Compare fixed-rate and adjusted-rate payments for a 5/1, 7/1, or 10/1 ARM.
See how rate caps affect your monthly payment after the fixed-rate period ends.

Monthly Payment (Initial Period)

Adjustable-Rate Mortgage (ARM)

An ARM starts with a fixed interest rate for an initial period, then adjusts periodically based on a market index (typically SOFR or the 1-year Treasury). ARMs are named by their structure — a 5/1 ARM is fixed for 5 years, then adjusts every 1 year.

Monthly payment formula:

Payment = P × [r(1+r)^n] / [(1+r)^n - 1]

Where: P = principal, r = monthly rate, n = remaining months

ARM name decoder:

ARM Type Fixed Period Adjustment Frequency
3/1 ARM 3 years Every 1 year
5/1 ARM 5 years Every 1 year
7/1 ARM 7 years Every 1 year
10/1 ARM 10 years Every 1 year

Rate caps — the most important ARM feature:

Cap Type What it limits
Initial cap Maximum change at first adjustment (e.g., +2%)
Periodic cap Maximum change at each subsequent adjustment (e.g., +2%)
Lifetime cap Maximum total change over the life of the loan (e.g., +5%)

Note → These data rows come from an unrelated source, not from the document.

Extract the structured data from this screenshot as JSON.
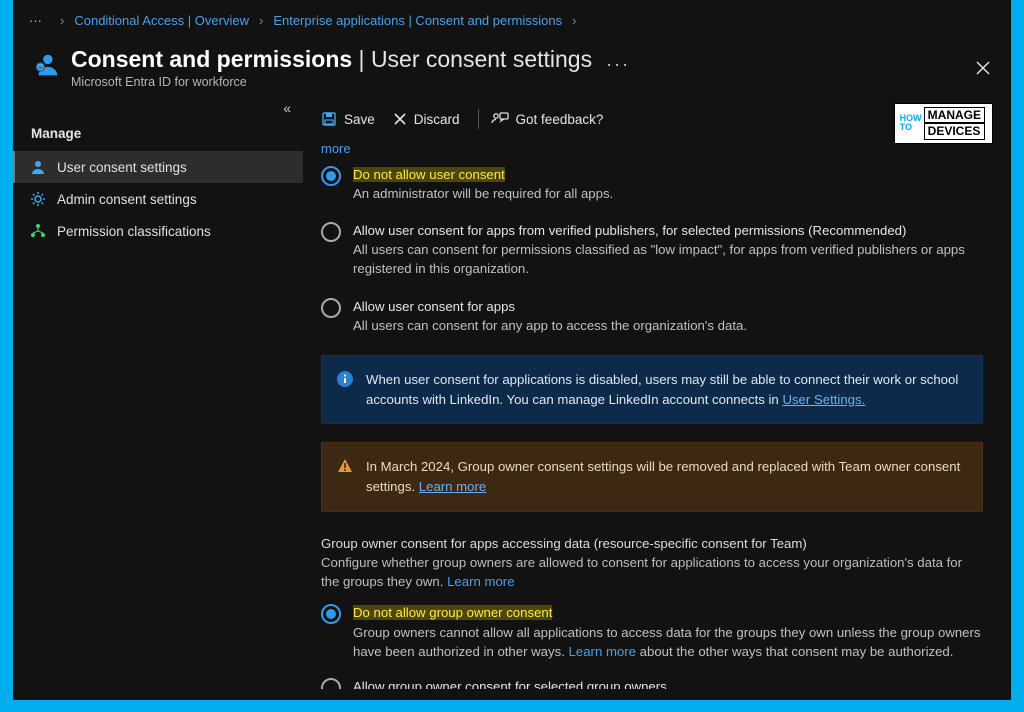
{
  "breadcrumb": {
    "ellipsis": "···",
    "items": [
      "Conditional Access | Overview",
      "Enterprise applications | Consent and permissions"
    ]
  },
  "header": {
    "title_strong": "Consent and permissions",
    "title_sep": " | ",
    "title_thin": "User consent settings",
    "subtitle": "Microsoft Entra ID for workforce",
    "more": "···"
  },
  "sidebar": {
    "collapse": "«",
    "heading": "Manage",
    "items": [
      {
        "label": "User consent settings",
        "icon": "person-icon",
        "active": true
      },
      {
        "label": "Admin consent settings",
        "icon": "gear-icon",
        "active": false
      },
      {
        "label": "Permission classifications",
        "icon": "hierarchy-icon",
        "active": false
      }
    ]
  },
  "toolbar": {
    "save": "Save",
    "discard": "Discard",
    "feedback": "Got feedback?"
  },
  "brand": {
    "line1a": "HOW",
    "line1b": "MANAGE",
    "line2a": "TO",
    "line2b": "DEVICES"
  },
  "content": {
    "more": "more",
    "options_user": [
      {
        "title": "Do not allow user consent",
        "desc": "An administrator will be required for all apps.",
        "selected": true,
        "highlight": true
      },
      {
        "title": "Allow user consent for apps from verified publishers, for selected permissions (Recommended)",
        "desc": "All users can consent for permissions classified as \"low impact\", for apps from verified publishers or apps registered in this organization.",
        "selected": false
      },
      {
        "title": "Allow user consent for apps",
        "desc": "All users can consent for any app to access the organization's data.",
        "selected": false
      }
    ],
    "banner_info": {
      "text_pre": "When user consent for applications is disabled, users may still be able to connect their work or school accounts with LinkedIn. You can manage LinkedIn account connects in ",
      "link": "User Settings."
    },
    "banner_warn": {
      "text": "In March 2024, Group owner consent settings will be removed and replaced with Team owner consent settings. ",
      "link": "Learn more"
    },
    "group_section": {
      "title": "Group owner consent for apps accessing data (resource-specific consent for Team)",
      "desc": "Configure whether group owners are allowed to consent for applications to access your organization's data for the groups they own. ",
      "learn_more": "Learn more"
    },
    "options_group": [
      {
        "title": "Do not allow group owner consent",
        "desc_pre": "Group owners cannot allow all applications to access data for the groups they own unless the group owners have been authorized in other ways. ",
        "link": "Learn more",
        "desc_post": " about the other ways that consent may be authorized.",
        "selected": true,
        "highlight": true
      },
      {
        "title": "Allow group owner consent for selected group owners",
        "desc_pre": "",
        "link": "",
        "desc_post": "",
        "selected": false
      }
    ]
  }
}
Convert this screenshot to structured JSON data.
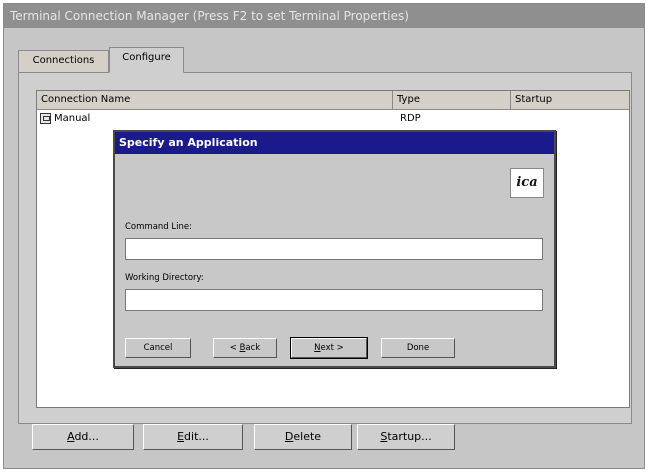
{
  "window": {
    "title": "Terminal Connection Manager (Press F2 to set Terminal Properties)"
  },
  "tabs": [
    {
      "label": "Connections"
    },
    {
      "label": "Configure"
    }
  ],
  "list": {
    "columns": [
      "Connection Name",
      "Type",
      "Startup"
    ],
    "rows": [
      {
        "name": "Manual",
        "type": "RDP",
        "startup": ""
      }
    ]
  },
  "dialog": {
    "title": "Specify an Application",
    "logo_text": "ica",
    "command_line_label": "Command Line:",
    "command_line_value": "",
    "working_dir_label": "Working Directory:",
    "working_dir_value": "",
    "buttons": {
      "cancel": "Cancel",
      "back_prefix": "< ",
      "back_key": "B",
      "back_rest": "ack",
      "next_key": "N",
      "next_rest": "ext >",
      "done": "Done"
    }
  },
  "buttons": {
    "add_key": "A",
    "add_rest": "dd...",
    "edit_key": "E",
    "edit_rest": "dit...",
    "delete_key": "D",
    "delete_rest": "elete",
    "startup_key": "S",
    "startup_rest": "tartup..."
  }
}
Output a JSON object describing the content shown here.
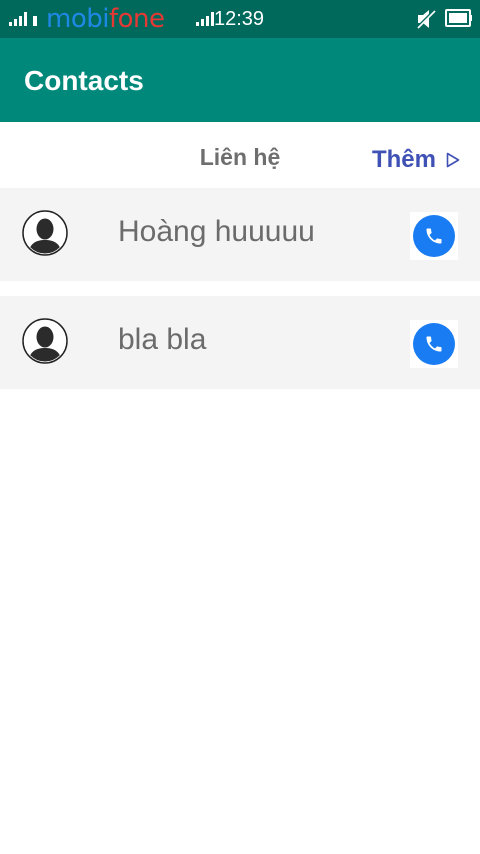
{
  "status_bar": {
    "carrier_part1": "mobi",
    "carrier_part2": "fone",
    "time": "12:39",
    "icons": [
      "signal-icon",
      "signal-icon",
      "mute-icon",
      "battery-icon"
    ]
  },
  "app_bar": {
    "title": "Contacts"
  },
  "header": {
    "title": "Liên hệ",
    "more_label": "Thêm",
    "more_icon": "play-arrow-icon"
  },
  "contacts": [
    {
      "name": "Hoàng huuuuu",
      "avatar_icon": "person-avatar-icon",
      "call_icon": "phone-icon"
    },
    {
      "name": "bla bla",
      "avatar_icon": "person-avatar-icon",
      "call_icon": "phone-icon"
    }
  ],
  "colors": {
    "status_bar": "#00695c",
    "app_bar": "#00897b",
    "accent_link": "#3f51b5",
    "call_button": "#1a7cf2",
    "row_background": "#f4f4f4"
  }
}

A 5/1 ARM with caps of 2/2/5 means: first adjustment can go up at most 2%, each later adjustment at most 2%, and the rate can never be more than 5% above the initial rate.

When ARMs make sense:

  • You plan to sell or refinance before the fixed period ends
  • Rates are expected to fall — your payment may drop after adjustment
  • You need a lower initial payment to qualify for a larger loan

Risk: If rates rise sharply, your payment after the fixed period could increase significantly.